Pria yang akrab disapa Tebe ini menambahkan program pengembangan budidaya rumput laut yang dilakukan KKP di antaranya mulai dari proses pembibitan untuk peningkatan kualitas bibit, pengembangan kebun bibit rumput laut, serta bimbingan teknologi dan penyuluhan. Lalu, ada juga program pengembangan sentra kawasan budidaya rumput laut, pembangunan Kampung Rumput Laut, hingga dukungan sarana dan prasarana untuk kelompok pembudidaya rumput laut.
"KKP terus mendistribusikan program bantuan seperti bantuan kebun bibit rumput laut sebagai sarana prasarana yang digunakan untuk memproduksi bibit rumput laut yang berkualitas. Karena dengan kebun bibit rumput yang bermutu secara berkelanjutan mampu meningkatan pendapatan pembudidaya rumput laut, penyerapan tenaga kerja dan peningkatan produksi rumput laut," tuturnya.
Tebe mengatakan program kebun bibit rumput laut juga memiliki nilai ekonomis. Bibit rumput laut lebih tahan terhadap penyakit dan perubahan lingkungan, serta memiliki pertumbuhan lebih cepat.
"Sehingga pembudidaya bisa lebih cepat panen, hasil produksi rumput lautnya lebih berkualitas. Sehingga lebih menguntungkan," lanjutnya.
Kendati demikian, Tebe menuturkan pelaku usaha industri rumput laut saat ini masih dihadapkan dengan berbagai kendala. Beberapa di antaranya seperti kepastian tata ruang pemanfaatan wilayah perairan untuk budidaya rumput laut, kondisi cuaca/iklim yang tidak mendukung sepanjang waktu, rendahnya kualitas sumber daya manusia pembudidaya rumput laut, pasokan bahan baku berkualitas dan berkelanjutan, kecukupan dan ketersediaan bibit kultur jaringan rumput laut sepanjang tahun, dan harga jual rumput laut di tingkat pembudidaya yang sangat fluktuatif.
Selain itu, pembudidaya rumput laut juga dihadapkan dengan kendala lain seperti supply chain antara industri hulu dengan hilir yang terlalu panjang dan tidak efisien, industri hilir rumput laut terkonsentrasi di beberapa kota besar saja. Selain itu, jumlah dan kapasitas industri pengolahan rumput laut saat ini masih minim, di mana sebagian besar ekspor berupa bahan baku rumput laut kering.

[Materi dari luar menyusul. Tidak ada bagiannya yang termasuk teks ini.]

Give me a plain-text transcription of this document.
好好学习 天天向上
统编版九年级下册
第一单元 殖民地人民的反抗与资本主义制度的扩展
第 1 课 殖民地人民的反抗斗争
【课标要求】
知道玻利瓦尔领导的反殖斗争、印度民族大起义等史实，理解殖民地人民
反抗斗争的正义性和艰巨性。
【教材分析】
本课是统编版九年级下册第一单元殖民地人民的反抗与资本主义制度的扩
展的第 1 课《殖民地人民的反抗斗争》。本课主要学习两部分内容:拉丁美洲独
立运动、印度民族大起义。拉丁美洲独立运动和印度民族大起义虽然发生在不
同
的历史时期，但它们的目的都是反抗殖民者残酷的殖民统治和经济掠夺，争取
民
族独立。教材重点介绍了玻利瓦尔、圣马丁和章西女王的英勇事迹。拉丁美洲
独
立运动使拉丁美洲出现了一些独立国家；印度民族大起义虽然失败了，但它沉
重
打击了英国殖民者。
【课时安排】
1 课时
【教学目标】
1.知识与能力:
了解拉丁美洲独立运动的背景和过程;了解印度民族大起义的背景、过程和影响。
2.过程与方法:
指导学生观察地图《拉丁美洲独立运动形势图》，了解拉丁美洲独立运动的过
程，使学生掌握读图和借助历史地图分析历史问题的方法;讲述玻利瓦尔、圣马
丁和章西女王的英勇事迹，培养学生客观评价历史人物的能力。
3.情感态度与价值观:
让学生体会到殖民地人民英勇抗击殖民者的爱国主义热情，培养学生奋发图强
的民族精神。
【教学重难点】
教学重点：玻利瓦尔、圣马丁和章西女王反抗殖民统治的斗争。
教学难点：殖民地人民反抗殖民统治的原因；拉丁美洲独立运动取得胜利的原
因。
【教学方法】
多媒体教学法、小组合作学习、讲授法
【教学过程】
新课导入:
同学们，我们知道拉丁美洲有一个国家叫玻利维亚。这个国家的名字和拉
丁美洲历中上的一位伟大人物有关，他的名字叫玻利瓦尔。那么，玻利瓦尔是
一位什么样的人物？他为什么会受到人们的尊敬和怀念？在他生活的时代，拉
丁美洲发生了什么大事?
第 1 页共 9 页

"Jika semua dibenahi mulai dari produksi hingga hilirisasi industrinya dan kita semua saling bersinergi, tidak mustahil Indonesia mampu menjadi produsen rumput laut terbesar dunia dengan produknya bukan saja berupa raw material tapi dalam bentuk yang punya nilai tambah lebih tinggi," tandas Tebe.